You can get to the bottom of most things in life by asking the three magical questions: “What?”, “Why?”, and “How?”.
If you work Agile, for example, any user story you create will be far better if you answer those three questions.
But did you know that you can also get a better understanding of your R&D organization if you associate each of these questions with a key role? Take for example your:
- Product Manager
- Product Owner
- Scrum Master
Each of these roles represents one of these three questions. Thinking about it that way puts things in a different light, and you gain new insight into what is important for the roles to work well together.
Product Manager: The WHAT
The Product Manager is responsible for the product’s business, vision, and roadmap. He is the final decision maker of WHAT gets implemented. The Product Manager is also ultimately the best expert on exactly who is the target customer or user. The WHAT is heavily influenced by this.
Product Owner: The WHY
The Product Owner is responsible for the backlog and prioritization. The backlog contains the work for the team and must be in prioritized order. Since you can’t just add every single request that comes in for the product, the Product Owner has the power to accept (or reject) something to the backlog.
This power means he will have to force the organization to answer the question WHY something is needed. Only by understanding WHY, can you truly estimate the value of a request. By forcing this question, the Product Owner creates what I call a “prioritization challenge.”
Scrum Master: The HOW
Granted, your developers really control HOW the work is done. But if we were to choose a single person to represent the development team in terms of HOW that would be the Scrum Master.
The Scrum Master is responsible for coaching the team to perform better, to make sure the team obeys its own rules, and protect the team from itself. Too often teams try to do too much. In this sense, the Scrum Master is a “sustainability governor” that exposes the true performance that the team can achieve.
Key problems when these roles cooperate
Now that we know who does what, let’s have a look at some common problems these three roles face when trying to cooperate.
The Product Manager spends too little time with the team
This can be the result of too many other products that are in different stages of development or the product lifecycle. Also, visiting customers and travelling takes the PM far from the team. This can hurt the team if they do not get enough feedback and direction from the Product Manager.
The Product Owner does not use his/her authority to accept or decline backlog items
To prioritize right, it is essential that the PO exercises her authority to decline requests to enter the team backlog.
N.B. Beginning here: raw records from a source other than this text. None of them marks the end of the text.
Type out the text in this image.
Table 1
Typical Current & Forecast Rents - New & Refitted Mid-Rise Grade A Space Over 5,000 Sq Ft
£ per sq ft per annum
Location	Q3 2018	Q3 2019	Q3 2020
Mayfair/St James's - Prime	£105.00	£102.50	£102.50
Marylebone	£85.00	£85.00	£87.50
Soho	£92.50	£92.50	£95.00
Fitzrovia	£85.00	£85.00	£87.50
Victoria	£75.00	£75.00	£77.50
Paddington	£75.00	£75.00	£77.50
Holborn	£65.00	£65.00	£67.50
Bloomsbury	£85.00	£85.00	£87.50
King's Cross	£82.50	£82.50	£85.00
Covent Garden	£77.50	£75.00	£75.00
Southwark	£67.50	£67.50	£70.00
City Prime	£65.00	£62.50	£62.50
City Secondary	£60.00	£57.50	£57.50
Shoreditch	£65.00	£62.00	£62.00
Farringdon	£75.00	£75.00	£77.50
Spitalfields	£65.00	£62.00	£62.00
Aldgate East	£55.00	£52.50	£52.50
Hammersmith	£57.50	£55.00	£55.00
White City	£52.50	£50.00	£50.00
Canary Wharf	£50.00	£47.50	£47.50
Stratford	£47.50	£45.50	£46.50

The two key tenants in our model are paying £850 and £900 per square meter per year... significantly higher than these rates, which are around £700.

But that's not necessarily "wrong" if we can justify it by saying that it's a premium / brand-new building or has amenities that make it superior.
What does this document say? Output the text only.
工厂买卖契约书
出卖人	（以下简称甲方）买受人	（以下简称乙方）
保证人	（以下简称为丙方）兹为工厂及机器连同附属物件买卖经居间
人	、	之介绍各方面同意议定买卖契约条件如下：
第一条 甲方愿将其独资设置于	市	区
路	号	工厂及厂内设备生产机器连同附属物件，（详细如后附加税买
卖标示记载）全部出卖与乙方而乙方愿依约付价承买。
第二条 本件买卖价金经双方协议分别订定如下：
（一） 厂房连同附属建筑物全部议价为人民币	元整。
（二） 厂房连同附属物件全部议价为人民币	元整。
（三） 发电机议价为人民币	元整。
If everything is always accepted and added to the backlog, you will end up with a swollen backlog that is difficult to manage and estimate.
Also, approving an item to the backlog should mean something: a higher level of commitment to deliver.
The Scrum Master does not facilitate and control the team’s own agreements on how to work
These agreements can be:
- Work in Progress (WIP) limits
- Definition of Ready or Definition of Done agreements
- how to handle interruptions
- when to have deep work time
This lack of team discipline will lead to erratic velocity, difficulty in forecasting, and a lack of trust within the three key roles.
What good cooperation looks like for the three roles
Demos and sprint reviews are used to their full potential
These generate feedback for the team, an overview of the current status, and plans. Teams that place high value on these ceremonies, usually do well in the three-role cooperation.
Scrum Master and Product Owner weekly prioritization moment
It is good practice for the PO and Scrum Master to have short, regular chats about which items need to be at the top of the backlog. This ensures that the correct items are fed into the team refinement process
The three key roles meet also outside the steering meetings
With regular (even informal) communication between the Product Manager, Product Owner and Scrum Master, it will be far easer to plan and make realistic forecasts. Problems and bottlenecks will be brought to the surface, and the team can get the support they need.
Developing the roles must be done in balance
For your product organization to perform at its highest level, you need to develop all three aspects: the WHAT, the WHY and the HOW. Do it at the same time. If you only focus on one of them, you will only see marginal results.
This is why I think individual (and mostly certification-oriented) training solutions, while useful, do not result in fast and huge performance improvements. Custom training solutions, where all the roles are participating, are better.